February's speaker, Jeffrey Daniels, spoke about The Science of Shale Gason February 19th, 2012 in the Wexner Center for the Arts Film/Video Theatre. 

The March 2012 speaker, Marty Golubitsky, spoke about Patterns, Patterns Everywhere on March 11, in the Wexner Center for the Arts Film/Video Theatre.

On April 15, 2012; Wexner Center Film/Video Theatre, Wendy Panero presented: The Earth Under Pressure: Experiments to probe the deepest reaches of the planet.

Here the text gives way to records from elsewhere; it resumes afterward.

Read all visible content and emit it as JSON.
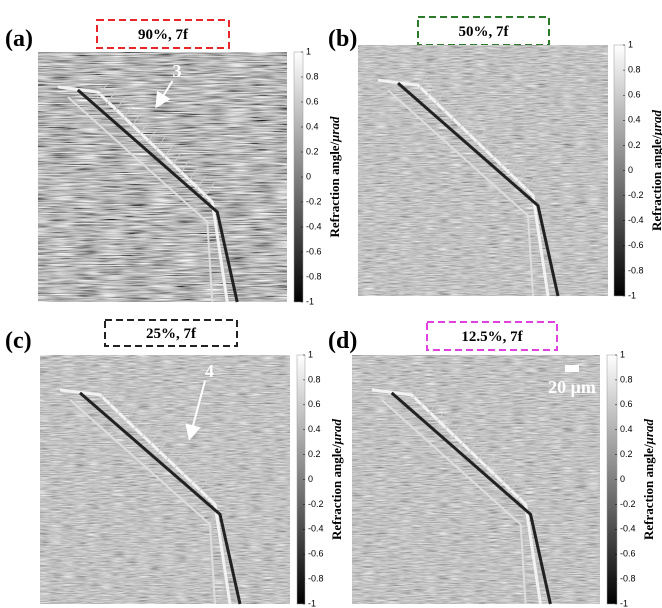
{
  "panels": [
    {
      "label": "(a)",
      "caption": "90%, 7f",
      "caption_color": "#e8262a",
      "annotation": "3",
      "colorbar": {
        "ticks": [
          1,
          0.8,
          0.6,
          0.4,
          0.2,
          0,
          -0.2,
          -0.4,
          -0.6,
          -0.8,
          -1
        ],
        "title": "Refraction angle/",
        "unit": "μrad"
      }
    },
    {
      "label": "(b)",
      "caption": "50%, 7f",
      "caption_color": "#2a7a2a",
      "colorbar": {
        "ticks": [
          1,
          0.8,
          0.6,
          0.4,
          0.2,
          0,
          -0.2,
          -0.4,
          -0.6,
          -0.8,
          -1
        ],
        "title": "Refraction angle/",
        "unit": "μrad"
      }
    },
    {
      "label": "(c)",
      "caption": "25%, 7f",
      "caption_color": "#222222",
      "annotation": "4",
      "colorbar": {
        "ticks": [
          1,
          0.8,
          0.6,
          0.4,
          0.2,
          0,
          -0.2,
          -0.4,
          -0.6,
          -0.8,
          -1
        ],
        "title": "Refraction angle/",
        "unit": "μrad"
      }
    },
    {
      "label": "(d)",
      "caption": "12.5%, 7f",
      "caption_color": "#e040e0",
      "scale_bar": "20 μm",
      "colorbar": {
        "ticks": [
          1,
          0.8,
          0.6,
          0.4,
          0.2,
          0,
          -0.2,
          -0.4,
          -0.6,
          -0.8,
          -1
        ],
        "title": "Refraction angle/",
        "unit": "μrad"
      }
    }
  ]
}
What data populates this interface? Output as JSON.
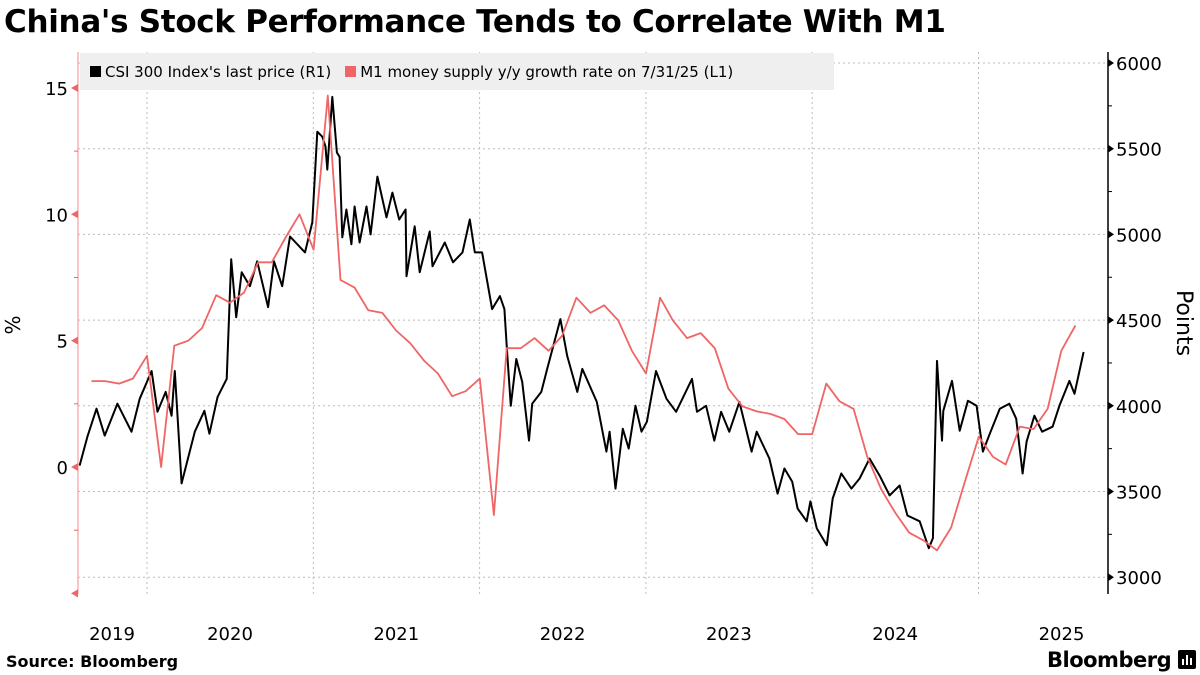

On May 20, 2012, Ohio Union, US Bank Conference Theatre Evalyn Gates, executive director and CEO of the Cleveland Museum of Natural History, spoke about Einstein’s Telescope: The Hunt for Dark Matter and Dark Energy; Gates' new book, by the same name, will be available for purchase and signing after the talk.

Sponsoring Centers

  • Advanced Computing Center for the Arts and Design (ACCAD)
  • Center for Applied Plant Sciences (CAPS)
  • Center for Cognitive and Behavioral Brain Imaging (CCBBI)
  • Center for Cosmology and AstroParticle Physics (CCAPP)
  • Center for Emergent Materials (CEM)
  • Center for RNA Biology (CRB)
  • Decision Sciences Collaborative (DSC)
  • Mathematical Biosciences Institute (MBI) 

These centers are dynamic national hubs focused on solving critical global problems in energy and the environment, safe food production and health and wellness. They produce important new information; discover viable new “smart” materials, energy sources, drug therapies; investigate effective decision-making strategies; and build collaborative partnerships merging arts and technology.